Donald Trump once said that “much can be learned” from Australia’s approach to immigration detention: “You’re worse than I am,” he told then-Prime Minister Malcolm Turnbull in 2017, and it’s clear he meant the comment as a compliment. In the U.S., the same build-the-wall conservatives who likely nodded along in approval as Trump endorsed a hardline Australian approach to border control now find themselves decrying the application of that approach to Djokovic. Though Saint Novak may not be an illegal immigrant, his incarceration has pulled Australia into an American Kulturkampf that over the past two years has shifted from concerns about the Great Replacement to hysteria over the Great Inoculation. Fox News host Laura Ingraham called Australia a “COVID police state”; Ted Cruz described the vaccine requirements for entry to Australia “absurd”; Rand Paul asked, “When will the madness end?” In the minds of American conservatives, Australia is now the land of COVID extremism, a cautionary tale and a guiding star for their resistance to efforts here to condition participation in American society on vaccination.

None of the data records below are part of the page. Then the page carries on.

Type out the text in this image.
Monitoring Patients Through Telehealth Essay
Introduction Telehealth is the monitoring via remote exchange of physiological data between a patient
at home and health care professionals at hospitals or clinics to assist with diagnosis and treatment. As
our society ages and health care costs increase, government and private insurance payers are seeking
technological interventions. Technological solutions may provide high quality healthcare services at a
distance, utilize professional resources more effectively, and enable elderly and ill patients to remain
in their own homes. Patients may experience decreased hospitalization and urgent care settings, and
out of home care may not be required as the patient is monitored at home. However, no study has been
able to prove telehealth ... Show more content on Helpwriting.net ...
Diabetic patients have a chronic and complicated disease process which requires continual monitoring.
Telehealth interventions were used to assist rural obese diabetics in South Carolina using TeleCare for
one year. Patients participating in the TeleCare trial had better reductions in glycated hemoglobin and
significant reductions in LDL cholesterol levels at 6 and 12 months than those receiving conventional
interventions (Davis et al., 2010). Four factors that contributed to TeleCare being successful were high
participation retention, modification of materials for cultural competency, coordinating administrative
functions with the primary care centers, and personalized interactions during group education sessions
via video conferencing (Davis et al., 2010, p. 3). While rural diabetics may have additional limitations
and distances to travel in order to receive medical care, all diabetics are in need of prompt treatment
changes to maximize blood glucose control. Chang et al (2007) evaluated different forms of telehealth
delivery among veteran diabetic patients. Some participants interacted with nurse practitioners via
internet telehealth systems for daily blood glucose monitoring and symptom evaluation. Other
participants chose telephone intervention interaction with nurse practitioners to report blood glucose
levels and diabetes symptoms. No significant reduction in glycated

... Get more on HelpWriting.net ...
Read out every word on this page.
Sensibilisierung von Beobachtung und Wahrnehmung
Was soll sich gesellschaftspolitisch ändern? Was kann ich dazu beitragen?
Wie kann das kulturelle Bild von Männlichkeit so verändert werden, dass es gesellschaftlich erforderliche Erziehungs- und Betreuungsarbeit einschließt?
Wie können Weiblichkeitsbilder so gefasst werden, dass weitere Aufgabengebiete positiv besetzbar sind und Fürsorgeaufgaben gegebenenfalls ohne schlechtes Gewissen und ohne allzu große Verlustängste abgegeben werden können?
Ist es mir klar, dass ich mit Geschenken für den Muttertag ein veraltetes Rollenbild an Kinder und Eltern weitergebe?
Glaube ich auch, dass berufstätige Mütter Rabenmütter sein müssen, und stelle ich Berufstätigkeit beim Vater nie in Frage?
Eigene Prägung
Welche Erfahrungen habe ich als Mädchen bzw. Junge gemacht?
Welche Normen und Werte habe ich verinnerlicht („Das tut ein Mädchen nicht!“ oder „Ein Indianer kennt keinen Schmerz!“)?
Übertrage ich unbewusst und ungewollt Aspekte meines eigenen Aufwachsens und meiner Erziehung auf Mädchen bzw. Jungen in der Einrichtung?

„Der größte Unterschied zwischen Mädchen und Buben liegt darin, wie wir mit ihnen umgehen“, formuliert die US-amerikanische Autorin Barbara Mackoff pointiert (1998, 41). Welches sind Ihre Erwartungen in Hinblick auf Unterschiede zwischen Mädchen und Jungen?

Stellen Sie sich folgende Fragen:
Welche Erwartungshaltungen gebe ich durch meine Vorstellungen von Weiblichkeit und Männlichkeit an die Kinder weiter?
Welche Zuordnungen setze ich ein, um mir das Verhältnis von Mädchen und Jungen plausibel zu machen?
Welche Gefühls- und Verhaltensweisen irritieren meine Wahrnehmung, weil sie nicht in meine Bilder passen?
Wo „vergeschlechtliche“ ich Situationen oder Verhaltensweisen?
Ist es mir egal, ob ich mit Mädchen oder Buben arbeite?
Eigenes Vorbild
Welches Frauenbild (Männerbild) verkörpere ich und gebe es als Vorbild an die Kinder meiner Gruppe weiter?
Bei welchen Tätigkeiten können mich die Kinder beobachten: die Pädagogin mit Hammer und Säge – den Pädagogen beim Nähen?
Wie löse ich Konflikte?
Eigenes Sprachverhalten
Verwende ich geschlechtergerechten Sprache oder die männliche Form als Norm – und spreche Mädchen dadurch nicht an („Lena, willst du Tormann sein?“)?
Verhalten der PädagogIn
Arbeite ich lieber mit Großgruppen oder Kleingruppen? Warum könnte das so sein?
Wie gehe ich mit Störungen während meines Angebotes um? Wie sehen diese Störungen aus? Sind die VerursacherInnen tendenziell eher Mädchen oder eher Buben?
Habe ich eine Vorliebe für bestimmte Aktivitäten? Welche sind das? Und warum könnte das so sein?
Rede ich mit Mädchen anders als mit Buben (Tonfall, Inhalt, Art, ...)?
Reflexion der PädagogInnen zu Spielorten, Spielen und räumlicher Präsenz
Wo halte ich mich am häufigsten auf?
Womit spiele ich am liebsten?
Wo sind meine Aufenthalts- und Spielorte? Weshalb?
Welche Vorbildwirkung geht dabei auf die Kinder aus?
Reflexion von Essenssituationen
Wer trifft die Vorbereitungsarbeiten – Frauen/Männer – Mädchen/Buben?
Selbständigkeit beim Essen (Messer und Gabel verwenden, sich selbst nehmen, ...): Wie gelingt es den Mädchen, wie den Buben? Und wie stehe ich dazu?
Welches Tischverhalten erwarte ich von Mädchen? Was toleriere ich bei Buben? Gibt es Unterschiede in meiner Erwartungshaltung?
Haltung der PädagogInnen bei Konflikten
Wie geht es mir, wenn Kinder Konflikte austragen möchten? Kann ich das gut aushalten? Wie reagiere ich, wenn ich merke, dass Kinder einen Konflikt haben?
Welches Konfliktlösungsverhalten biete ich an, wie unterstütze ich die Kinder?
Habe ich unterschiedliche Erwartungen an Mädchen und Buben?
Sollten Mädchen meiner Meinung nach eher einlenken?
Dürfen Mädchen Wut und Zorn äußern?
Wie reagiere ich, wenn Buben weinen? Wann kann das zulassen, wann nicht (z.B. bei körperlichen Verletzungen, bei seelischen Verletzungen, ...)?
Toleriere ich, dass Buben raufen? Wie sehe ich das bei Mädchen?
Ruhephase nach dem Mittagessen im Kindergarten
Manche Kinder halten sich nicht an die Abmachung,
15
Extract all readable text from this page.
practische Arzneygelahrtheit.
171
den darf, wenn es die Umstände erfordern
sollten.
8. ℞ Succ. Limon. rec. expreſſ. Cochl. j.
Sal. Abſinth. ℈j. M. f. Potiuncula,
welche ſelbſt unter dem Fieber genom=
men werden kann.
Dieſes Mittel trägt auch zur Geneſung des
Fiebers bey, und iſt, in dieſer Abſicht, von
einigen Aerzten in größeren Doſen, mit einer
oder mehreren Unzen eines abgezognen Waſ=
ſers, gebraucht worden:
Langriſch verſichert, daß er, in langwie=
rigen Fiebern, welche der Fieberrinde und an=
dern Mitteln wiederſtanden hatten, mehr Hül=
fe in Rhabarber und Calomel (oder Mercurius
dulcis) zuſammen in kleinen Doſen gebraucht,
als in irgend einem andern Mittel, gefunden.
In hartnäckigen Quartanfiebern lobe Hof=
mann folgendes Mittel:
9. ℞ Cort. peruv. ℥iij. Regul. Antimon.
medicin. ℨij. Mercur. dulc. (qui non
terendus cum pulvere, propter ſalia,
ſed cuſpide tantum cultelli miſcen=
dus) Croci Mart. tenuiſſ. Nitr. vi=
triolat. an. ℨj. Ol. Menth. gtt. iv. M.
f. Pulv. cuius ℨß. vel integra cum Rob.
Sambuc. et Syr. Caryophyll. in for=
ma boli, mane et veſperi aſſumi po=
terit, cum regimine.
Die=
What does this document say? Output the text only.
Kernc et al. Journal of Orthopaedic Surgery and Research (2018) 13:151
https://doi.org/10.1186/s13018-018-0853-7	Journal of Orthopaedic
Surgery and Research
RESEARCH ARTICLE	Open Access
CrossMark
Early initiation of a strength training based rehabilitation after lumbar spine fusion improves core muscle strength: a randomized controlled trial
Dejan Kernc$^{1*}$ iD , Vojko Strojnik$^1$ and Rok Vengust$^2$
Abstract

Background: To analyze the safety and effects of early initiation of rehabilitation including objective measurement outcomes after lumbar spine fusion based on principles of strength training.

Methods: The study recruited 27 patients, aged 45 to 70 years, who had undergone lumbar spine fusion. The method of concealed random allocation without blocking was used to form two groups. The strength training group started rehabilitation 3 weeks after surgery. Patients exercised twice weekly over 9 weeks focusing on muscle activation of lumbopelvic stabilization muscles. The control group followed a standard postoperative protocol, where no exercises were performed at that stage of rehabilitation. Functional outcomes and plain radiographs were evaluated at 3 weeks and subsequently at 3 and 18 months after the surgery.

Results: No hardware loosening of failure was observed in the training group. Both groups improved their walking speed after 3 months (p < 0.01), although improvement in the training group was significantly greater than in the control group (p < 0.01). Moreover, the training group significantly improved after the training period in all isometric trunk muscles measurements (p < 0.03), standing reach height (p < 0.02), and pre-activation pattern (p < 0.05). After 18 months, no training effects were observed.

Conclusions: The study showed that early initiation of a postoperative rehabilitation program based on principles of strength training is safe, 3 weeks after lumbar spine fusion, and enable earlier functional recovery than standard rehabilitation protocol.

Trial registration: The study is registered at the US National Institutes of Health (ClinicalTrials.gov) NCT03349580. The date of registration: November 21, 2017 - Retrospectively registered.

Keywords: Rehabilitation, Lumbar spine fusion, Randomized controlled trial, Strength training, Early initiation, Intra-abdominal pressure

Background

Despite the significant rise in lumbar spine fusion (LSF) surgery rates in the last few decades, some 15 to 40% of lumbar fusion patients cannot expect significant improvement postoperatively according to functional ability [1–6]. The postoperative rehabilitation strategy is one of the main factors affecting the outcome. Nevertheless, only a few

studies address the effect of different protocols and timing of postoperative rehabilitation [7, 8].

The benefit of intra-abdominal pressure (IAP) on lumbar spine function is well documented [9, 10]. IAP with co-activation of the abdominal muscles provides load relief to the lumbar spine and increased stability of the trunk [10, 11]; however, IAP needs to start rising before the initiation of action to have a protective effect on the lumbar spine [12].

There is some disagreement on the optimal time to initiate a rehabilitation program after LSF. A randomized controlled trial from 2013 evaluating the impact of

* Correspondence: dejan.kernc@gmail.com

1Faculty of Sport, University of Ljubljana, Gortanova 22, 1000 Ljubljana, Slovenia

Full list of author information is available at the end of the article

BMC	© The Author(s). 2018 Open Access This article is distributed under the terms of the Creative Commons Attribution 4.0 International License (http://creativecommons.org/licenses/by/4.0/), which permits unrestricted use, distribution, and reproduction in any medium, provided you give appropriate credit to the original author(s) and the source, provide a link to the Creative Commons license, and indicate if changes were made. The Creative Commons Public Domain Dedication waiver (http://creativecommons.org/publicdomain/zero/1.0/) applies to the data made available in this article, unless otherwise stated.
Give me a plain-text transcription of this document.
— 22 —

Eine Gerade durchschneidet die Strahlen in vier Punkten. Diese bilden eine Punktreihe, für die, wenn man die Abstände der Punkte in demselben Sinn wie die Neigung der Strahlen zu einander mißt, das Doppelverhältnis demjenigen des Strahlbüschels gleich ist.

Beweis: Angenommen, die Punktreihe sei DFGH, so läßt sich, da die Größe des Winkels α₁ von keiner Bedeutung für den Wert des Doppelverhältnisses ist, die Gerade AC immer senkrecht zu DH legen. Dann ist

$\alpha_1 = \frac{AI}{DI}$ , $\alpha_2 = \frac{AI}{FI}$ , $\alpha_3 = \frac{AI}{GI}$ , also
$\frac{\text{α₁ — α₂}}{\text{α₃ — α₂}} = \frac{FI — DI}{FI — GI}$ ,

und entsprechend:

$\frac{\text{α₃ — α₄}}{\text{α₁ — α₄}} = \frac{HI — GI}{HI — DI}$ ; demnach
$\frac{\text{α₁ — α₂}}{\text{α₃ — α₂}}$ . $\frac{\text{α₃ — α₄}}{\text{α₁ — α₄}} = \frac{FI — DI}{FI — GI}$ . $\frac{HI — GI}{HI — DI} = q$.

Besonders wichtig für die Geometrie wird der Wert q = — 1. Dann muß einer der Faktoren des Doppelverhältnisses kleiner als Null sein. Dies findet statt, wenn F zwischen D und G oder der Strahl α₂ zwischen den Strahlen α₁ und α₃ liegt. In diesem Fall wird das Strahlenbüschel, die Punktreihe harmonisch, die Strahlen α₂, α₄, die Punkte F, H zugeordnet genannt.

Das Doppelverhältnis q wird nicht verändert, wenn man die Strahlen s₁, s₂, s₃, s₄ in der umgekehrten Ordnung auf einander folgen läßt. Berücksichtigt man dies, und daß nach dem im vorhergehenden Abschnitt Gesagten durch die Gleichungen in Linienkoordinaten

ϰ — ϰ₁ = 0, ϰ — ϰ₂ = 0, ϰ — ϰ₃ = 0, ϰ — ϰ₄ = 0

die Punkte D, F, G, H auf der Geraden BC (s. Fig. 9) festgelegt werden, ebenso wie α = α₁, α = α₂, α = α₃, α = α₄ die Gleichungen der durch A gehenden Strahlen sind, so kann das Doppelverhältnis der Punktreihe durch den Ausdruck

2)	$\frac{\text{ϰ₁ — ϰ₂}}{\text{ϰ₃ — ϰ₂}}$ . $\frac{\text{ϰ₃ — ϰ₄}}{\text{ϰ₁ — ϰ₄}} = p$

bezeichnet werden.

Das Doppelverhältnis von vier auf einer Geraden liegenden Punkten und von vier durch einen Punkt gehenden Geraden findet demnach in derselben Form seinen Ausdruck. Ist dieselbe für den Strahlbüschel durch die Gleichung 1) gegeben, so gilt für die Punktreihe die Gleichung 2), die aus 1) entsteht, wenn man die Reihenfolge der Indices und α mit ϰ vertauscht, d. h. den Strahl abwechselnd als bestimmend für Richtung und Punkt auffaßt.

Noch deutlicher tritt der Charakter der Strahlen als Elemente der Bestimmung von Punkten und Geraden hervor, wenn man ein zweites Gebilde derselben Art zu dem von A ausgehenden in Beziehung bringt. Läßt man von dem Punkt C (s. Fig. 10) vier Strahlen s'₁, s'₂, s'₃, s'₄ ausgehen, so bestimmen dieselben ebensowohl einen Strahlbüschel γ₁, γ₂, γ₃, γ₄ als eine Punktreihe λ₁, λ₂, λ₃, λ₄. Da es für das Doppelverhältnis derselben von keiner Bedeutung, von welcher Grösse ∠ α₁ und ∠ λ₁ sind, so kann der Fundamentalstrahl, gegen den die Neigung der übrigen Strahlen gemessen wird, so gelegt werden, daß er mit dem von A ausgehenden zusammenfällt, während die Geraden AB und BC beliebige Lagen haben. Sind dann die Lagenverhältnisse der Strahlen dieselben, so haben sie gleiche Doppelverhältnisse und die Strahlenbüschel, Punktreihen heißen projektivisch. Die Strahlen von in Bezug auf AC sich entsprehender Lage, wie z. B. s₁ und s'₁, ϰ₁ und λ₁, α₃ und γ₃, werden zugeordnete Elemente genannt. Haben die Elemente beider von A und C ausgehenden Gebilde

Meanwhile both Djokovic’s family and the Serbian government continue to rage at the tennis star’s ongoing detention. Serbia’s president, Aleksandar Vučić, who served as the Yugoslavian minister of Information during the 1999 NATO bombings, said “the whole of Serbia is with him,” while Djokovic’s father, Srdjan, called his son “Spartacus” and hinted darkly at the history of the Serbs, “a proud European people” who have “never attacked anyone but only defended ourselves.” (The dream of a greater Serbia stretching from Banja Luka to Bell’s Beach lives.) Support for Djokovic has also come from more unusual quarters — including from fellow player Nick Kyrgios, arguably tennis’s most renowned Djokovic-hater.
There’s clearly something very unusual going on when Fox News anchors, Australian refugee advocates, the man who once called Djokovic a “tool,” and Slobodan Milosevic’s propaganda minister all find themselves singing from the same hymn sheet. The saga of no-vaxx Novak has become a blank canvas for the projection, across the oceans, of competing agendas, prejudices, fears, and desires. There’s horseshoe theory and then there’s this: a moment when the political horseshoe has been worked so hard it’s become a full-on leg clamp. Should Djokovic survive the maggoty food at the Park Hotel, escape his airless room, triumph before the courts (both legal and Plexicushion), and lift a 21st Grand Slam trophy, the cultural chaos of the COVID era will have produced its most unlikely new lord.